Wie kannst du vorgehen beim Entdecken von Fehlern und daraus lernen?

1. Investiere jeden Tag mittags oder am Ende des Arbeitstages 2 Minuten zum Reflektieren und Aufschreiben deiner Fehler. Führe für dich «ein Fehlerlogbuch»:

  • Was ist genau passiert?
  • Was wollte ich tun/erreichen?
  • Was habe ich stattdessen getan

2. Ende der Woche priorisierst du die Fehler und überlegst dir, aus welchem Fehler du gerne etwas lernen würdest.

Stelle Dir folgende Fragen:

  • Was kann ich lernen?
  • Was mache ich das nächste Mal anders?
  • Welche Möglichkeiten habe ich?

Sei achtsam bei deiner Auswertung: stelle dir keine Be-und Verurteilungsfragen (z. B. Wer ist schuld? Warum passiert das immer mir? Was stimmt mit mir nicht? Warum bin ich so schlecht?) sondern Lernfragen wie hier oben erwähnt.

3. Erzähle deinem Team und/oder Kollegen von deinen «learnings» und tausche dich hierzu aus (Teammeeting oder anders Format).

Aufmerksames Zuhören

Gutes Zuhören bedeutet mehr, als nur zustimmend zu nicken. Es geht darum, so zuzuhören, dass die andere Person sich wirklich verstanden fühlt. Besonders in Videokonferenzen haben wir gelernt, wie wichtig es ist, nicht ins Wort zu fallen, um eine reibungslose Kommunikation zu gewährleisten.
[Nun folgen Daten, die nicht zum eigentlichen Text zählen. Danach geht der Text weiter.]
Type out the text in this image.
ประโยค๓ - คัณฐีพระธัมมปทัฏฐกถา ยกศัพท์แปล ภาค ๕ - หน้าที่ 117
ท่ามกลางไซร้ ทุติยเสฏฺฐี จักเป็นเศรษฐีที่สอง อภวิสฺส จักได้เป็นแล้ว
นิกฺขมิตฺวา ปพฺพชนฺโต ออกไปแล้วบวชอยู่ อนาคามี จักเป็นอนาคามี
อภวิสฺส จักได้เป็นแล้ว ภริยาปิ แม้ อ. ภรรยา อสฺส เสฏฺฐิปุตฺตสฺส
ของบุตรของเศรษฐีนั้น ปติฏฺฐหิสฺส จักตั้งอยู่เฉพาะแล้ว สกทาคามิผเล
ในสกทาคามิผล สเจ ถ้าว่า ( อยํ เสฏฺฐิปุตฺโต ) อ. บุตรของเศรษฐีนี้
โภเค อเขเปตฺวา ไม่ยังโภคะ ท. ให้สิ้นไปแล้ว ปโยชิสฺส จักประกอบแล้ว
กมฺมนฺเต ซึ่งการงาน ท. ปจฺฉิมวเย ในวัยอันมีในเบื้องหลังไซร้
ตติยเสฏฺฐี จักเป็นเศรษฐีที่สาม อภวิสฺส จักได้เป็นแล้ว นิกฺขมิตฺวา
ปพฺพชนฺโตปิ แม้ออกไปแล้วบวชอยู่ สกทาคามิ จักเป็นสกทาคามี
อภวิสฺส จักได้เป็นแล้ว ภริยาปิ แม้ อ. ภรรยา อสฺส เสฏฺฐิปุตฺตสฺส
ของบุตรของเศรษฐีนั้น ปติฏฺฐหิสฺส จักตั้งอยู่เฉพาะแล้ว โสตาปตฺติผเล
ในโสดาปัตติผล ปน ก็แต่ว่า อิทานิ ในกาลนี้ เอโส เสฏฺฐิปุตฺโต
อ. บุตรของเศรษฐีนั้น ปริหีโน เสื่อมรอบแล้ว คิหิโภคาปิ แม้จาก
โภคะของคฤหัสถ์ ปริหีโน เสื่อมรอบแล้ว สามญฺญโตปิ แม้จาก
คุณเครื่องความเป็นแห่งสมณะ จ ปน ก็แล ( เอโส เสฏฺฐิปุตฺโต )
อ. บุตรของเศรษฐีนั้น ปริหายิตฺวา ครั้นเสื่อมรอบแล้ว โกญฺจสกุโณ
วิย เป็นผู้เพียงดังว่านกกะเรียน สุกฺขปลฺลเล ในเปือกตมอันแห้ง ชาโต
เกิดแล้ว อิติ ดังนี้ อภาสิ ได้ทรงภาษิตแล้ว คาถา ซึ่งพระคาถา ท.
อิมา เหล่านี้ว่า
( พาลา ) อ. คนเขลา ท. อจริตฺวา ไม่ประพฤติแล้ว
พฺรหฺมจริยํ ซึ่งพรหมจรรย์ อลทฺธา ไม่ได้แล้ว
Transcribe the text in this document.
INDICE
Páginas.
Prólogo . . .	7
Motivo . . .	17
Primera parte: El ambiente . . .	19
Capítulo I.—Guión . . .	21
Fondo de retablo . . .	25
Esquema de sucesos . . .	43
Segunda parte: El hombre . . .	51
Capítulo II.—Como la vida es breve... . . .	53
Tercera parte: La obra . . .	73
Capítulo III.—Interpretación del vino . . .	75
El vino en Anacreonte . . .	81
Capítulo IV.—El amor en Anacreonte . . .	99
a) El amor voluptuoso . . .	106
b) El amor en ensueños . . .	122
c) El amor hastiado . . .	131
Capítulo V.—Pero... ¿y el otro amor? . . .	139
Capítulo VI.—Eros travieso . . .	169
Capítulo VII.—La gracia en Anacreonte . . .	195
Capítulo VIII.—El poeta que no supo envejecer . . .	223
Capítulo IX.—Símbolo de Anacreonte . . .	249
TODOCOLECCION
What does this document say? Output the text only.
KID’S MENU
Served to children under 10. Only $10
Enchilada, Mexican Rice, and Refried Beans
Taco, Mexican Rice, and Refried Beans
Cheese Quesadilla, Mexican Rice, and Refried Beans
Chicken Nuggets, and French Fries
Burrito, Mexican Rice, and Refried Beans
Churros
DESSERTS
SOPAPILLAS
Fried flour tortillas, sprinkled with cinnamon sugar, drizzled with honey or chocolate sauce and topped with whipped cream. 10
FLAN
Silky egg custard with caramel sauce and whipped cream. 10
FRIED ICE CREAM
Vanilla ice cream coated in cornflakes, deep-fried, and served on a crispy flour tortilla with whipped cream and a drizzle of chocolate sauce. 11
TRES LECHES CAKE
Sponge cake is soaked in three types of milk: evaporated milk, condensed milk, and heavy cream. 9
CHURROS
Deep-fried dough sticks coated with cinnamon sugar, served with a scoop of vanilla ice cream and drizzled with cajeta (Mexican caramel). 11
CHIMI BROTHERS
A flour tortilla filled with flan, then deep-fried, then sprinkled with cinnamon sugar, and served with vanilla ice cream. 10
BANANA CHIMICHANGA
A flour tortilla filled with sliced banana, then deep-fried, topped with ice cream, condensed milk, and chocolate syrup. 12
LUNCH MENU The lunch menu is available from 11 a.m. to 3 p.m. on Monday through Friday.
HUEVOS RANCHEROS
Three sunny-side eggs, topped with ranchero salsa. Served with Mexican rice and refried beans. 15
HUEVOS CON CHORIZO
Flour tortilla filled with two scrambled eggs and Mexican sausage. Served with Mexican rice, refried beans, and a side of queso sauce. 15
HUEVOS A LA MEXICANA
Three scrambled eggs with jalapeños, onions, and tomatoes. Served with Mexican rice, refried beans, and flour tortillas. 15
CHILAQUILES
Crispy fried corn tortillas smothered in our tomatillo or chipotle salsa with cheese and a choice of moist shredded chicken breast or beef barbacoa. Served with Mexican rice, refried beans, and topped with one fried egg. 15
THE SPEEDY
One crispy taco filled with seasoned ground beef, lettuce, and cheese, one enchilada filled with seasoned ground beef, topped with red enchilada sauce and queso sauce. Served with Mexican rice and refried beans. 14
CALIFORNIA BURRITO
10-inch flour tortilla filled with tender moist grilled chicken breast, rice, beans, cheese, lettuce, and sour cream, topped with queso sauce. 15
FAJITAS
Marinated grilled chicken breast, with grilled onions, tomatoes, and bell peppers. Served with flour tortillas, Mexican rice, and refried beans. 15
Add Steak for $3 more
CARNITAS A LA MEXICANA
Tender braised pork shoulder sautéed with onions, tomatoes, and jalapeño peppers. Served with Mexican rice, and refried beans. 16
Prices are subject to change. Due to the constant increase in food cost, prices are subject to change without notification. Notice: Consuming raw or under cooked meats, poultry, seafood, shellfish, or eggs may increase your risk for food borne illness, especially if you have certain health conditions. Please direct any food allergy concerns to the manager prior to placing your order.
Diese Übung soll darüber hinausgehen und hilft dabei, aufmerksames Zuhören zu einer normalen Gewohnheit zu machen.

Anleitung

Diese Übung kann in Zweierkonstellationen oder in kleinen Gruppen durchgeführt werden. Versuche, dich in dieser Woche so oft wie möglich – mindestens jedoch dreimal – bewusst auf das Zuhören zu konzentrieren und etwas länger zuzuhören, als du es normalerweise tun würdest. Wenn du den Impuls verspürst, etwas zu sagen, halte bewusst inne, stelle stattdessen eine Frage oder ermutige dein Gegenüber, weiterzureden.

Zeitaufwand und Zeitpunkt der Durchführung

Für diese Übung musst du keine zusätzliche Zeit einplanen. Sie lässt sich in den normalen Alltag integrieren – du musst sie einfach nur umsetzen.

Zusätzlicher Tipp zur Reflexion:

  • Frage, wenn du zugehört hast: Was hast du durch das Zuhören erfahren, das neu für dich ist?
  • Frage, wenn dir zugehört wurde: Wie hat sich die Beziehung zum anderen durch das längere Zuhören verändert?